In April of 2014, Ponemon Institute released its third annual Trends in Cloud Encryption Study sponsored by Thales e-Security. Ponemon’s survey queried 4,275 business and IT managers in the United States, United Kingdom, Germany, France, Australia, Japan, Brazil and Russia. The survey’s main thrust was examining how organizations protect their data when it is given to cloud-service providers.
Ponemon researchers asked participants two questions that are important to this discussion:
- What percent of organizations transfer sensitive or confidential data to external cloud-based services?
- Who is most responsible for protecting sensitive or confidential data transferred to a cloud-based service provider?
First, let’s look at what percentage of organizations are sending sensitive and confidential data to cloud-service providers.
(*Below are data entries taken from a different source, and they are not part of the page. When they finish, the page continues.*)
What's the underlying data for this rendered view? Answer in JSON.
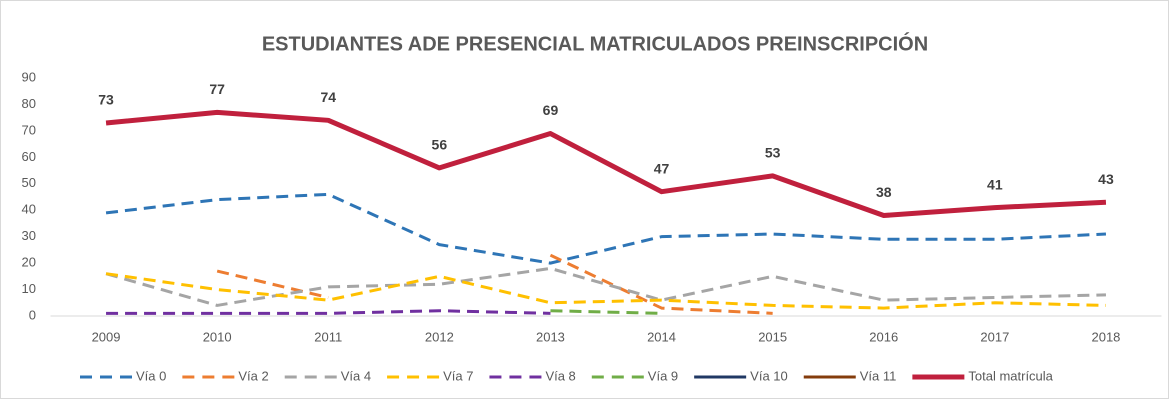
{
  "chart_data": {
    "type": "line",
    "title": "ESTUDIANTES ADE PRESENCIAL MATRICULADOS PREINSCRIPCIÓN",
    "categories": [
      "2009",
      "2010",
      "2011",
      "2012",
      "2013",
      "2014",
      "2015",
      "2016",
      "2017",
      "2018"
    ],
    "ylim": [
      0,
      90
    ],
    "yticks": [
      0,
      10,
      20,
      30,
      40,
      50,
      60,
      70,
      80,
      90
    ],
    "grid": false,
    "legend": "bottom",
    "series": [
      {
        "name": "Vía 0",
        "color": "#2e75b6",
        "dashed": true,
        "values": [
          39,
          44,
          46,
          27,
          20,
          30,
          31,
          29,
          29,
          31
        ]
      },
      {
        "name": "Vía 2",
        "color": "#ed7d31",
        "dashed": true,
        "values": [
          null,
          17,
          7,
          null,
          23,
          3,
          1,
          null,
          null,
          null
        ]
      },
      {
        "name": "Vía 4",
        "color": "#a5a5a5",
        "dashed": true,
        "values": [
          16,
          4,
          11,
          12,
          18,
          6,
          15,
          6,
          7,
          8
        ]
      },
      {
        "name": "Vía 7",
        "color": "#ffc000",
        "dashed": true,
        "values": [
          16,
          10,
          6,
          15,
          5,
          6,
          4,
          3,
          5,
          4
        ]
      },
      {
        "name": "Vía 8",
        "color": "#7030a0",
        "dashed": true,
        "values": [
          1,
          1,
          1,
          2,
          1,
          null,
          null,
          null,
          null,
          null
        ]
      },
      {
        "name": "Vía 9",
        "color": "#70ad47",
        "dashed": true,
        "values": [
          null,
          null,
          null,
          null,
          2,
          1,
          null,
          null,
          null,
          null
        ]
      },
      {
        "name": "Vía 10",
        "color": "#203864",
        "dashed": false,
        "values": [
          null,
          null,
          null,
          null,
          null,
          null,
          null,
          null,
          null,
          null
        ]
      },
      {
        "name": "Vía 11",
        "color": "#843c0c",
        "dashed": false,
        "values": [
          null,
          null,
          null,
          null,
          null,
          null,
          null,
          null,
          null,
          null
        ]
      },
      {
        "name": "Total matrícula",
        "color": "#c0203d",
        "dashed": false,
        "thick": true,
        "show_labels": true,
        "values": [
          73,
          77,
          74,
          56,
          69,
          47,
          53,
          38,
          41,
          43
        ]
      }
    ]
  }
}
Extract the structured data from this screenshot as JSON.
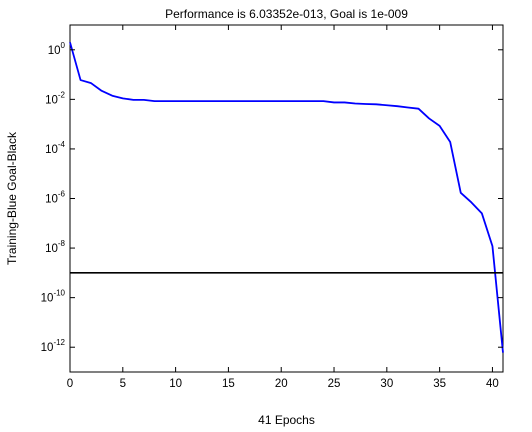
{
  "chart_data": {
    "type": "line",
    "title": "Performance is 6.03352e-013, Goal is 1e-009",
    "xlabel": "41 Epochs",
    "ylabel": "Training-Blue  Goal-Black",
    "x_scale": "linear",
    "y_scale": "log",
    "xlim": [
      0,
      41
    ],
    "ylim": [
      1e-13,
      10
    ],
    "x_ticks": [
      0,
      5,
      10,
      15,
      20,
      25,
      30,
      35,
      40
    ],
    "y_tick_exponents": [
      0,
      -2,
      -4,
      -6,
      -8,
      -10,
      -12
    ],
    "y_tick_base": "10",
    "grid": false,
    "colors": {
      "training": "#0000ff",
      "goal": "#000000",
      "axes": "#000000"
    },
    "series": [
      {
        "key": "training",
        "x": [
          0,
          1,
          2,
          3,
          4,
          5,
          6,
          7,
          8,
          10,
          15,
          20,
          24,
          25,
          26,
          27,
          28,
          29,
          30,
          31,
          32,
          33,
          34,
          35,
          36,
          37,
          38,
          39,
          40,
          41
        ],
        "y": [
          2.0,
          0.06,
          0.045,
          0.022,
          0.014,
          0.011,
          0.0095,
          0.0095,
          0.0085,
          0.0085,
          0.0085,
          0.0085,
          0.0085,
          0.0075,
          0.0075,
          0.0068,
          0.0065,
          0.0063,
          0.0058,
          0.0053,
          0.0047,
          0.0042,
          0.0017,
          0.00085,
          0.00019,
          1.7e-06,
          7e-07,
          2.5e-07,
          1.2e-08,
          6.03352e-13
        ]
      },
      {
        "key": "goal",
        "x": [
          0,
          41
        ],
        "y": [
          1e-09,
          1e-09
        ]
      }
    ]
  }
}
The slide below shows that for the survey year of 2013, 53 percent of those polled were transferring sensitive data to the cloud, 36 percent will do so within two years, and 11 percent were not using cloud-service providers. What's interesting is that the results for the past three years remained similar.
Source: Trends In Cloud Encryption
Next up, for the survey year of 2013, who was most responsible for protecting sensitive or confidential data transferred to a cloud-based service provider? It depends. The survey participants said responsibility hinges on the type of cloud service being provided – SaaS or IaaS/PaaS. The slide below depicts the respondents' opinions on who was responsible when a company used an SaaS environment. In 2013, 54 percent viewed the cloud provider as being responsible for security and 24 percent viewed cloud-service users as being responsible, while 19 percent felt responsibility should be shared. (Learn more in Choosing Between IaaS and PaaS: What You Need to Know.)
Source: Trends In Cloud Encryption
The next slide portrays the respondent’s opinion on who was responsible when a company uses an IaaS/PaaS environment. In 2013, 47 percent viewed security as a shared responsibility, 26 percent viewed cloud-service users as being responsible, and 22 percent felt this was a cloud-service provider responsibility.
Source: Trends In Cloud Encryption
The bottom line? Things have changed. It appears that the “buyer beware” attitude has matured right along with cloud-service products. But as an Internet-savvy attorney told me, responsibilities are determined by the contracts, nothing more or nothing less. That's something for all those involved in cloud services to keep in mind.